建立了在圆坯二冷区脉冲磁致振荡条件下电磁场-流场-温度场耦合数学模型.利用ANSYS有限元软件,研究了在脉冲磁致振荡凝固细晶(pulse magneto oscillation, PMO)作用下铸坯内部磁感应强度、电磁力以及焦耳热的分布,并且通过耦合电磁力与焦耳热得到了相应流场及温度场的变化规律.研究表明, 当铸坯中施加脉冲磁致振荡作用时在电磁力的驱动下,铸坯内部靠近线圈位置将形成上下2个回流区,这种形式的流动能够降低铸坯的中心温度,使得铸坯内部的温度场分布更均匀, 有助于晶粒细化.

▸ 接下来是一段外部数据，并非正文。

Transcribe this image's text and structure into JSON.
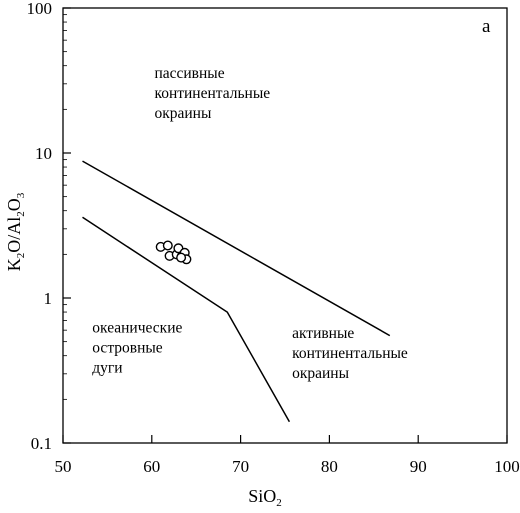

关键词： 圆坯; 脉冲磁致振荡; 电磁场; 流场; 温度场; 数值模拟

本文引用格式

郝军利, 赵静, 仲红刚, 徐智帅, 李仁兴, 翟启杰 . PMO作用下连铸二冷区电磁场-流场-温度场的数值模拟[J]. 上海大学学报(自然科学版), 2018 , 24(3) : 412 -421 . DOI: 10.12066/j.issn.1007-2861.1814

Abstract

A mathematical model that couples electromagnetic field, flow field and temperature field is established to study round billet secondary cooling zone under pulse magneto-oscillation pulse magneto oscillation (PMO) using the finite element analysis software ANSYS. Billet internal magnetic flux density, electromagnetic force and Joule heat distribution are analyzed. Distribution of the flow field and temperature field are obtained according to the coupling electromagnetic force and Joule heat. The results show that an upper and lower recirculation zone is formed since a driving electromagnetic force is generated by pulse magneto-oscillation. The flow can reduce billet center temperature. As a result, the internal temperature distribution becomes more uniform, which is beneficial to grain refinement.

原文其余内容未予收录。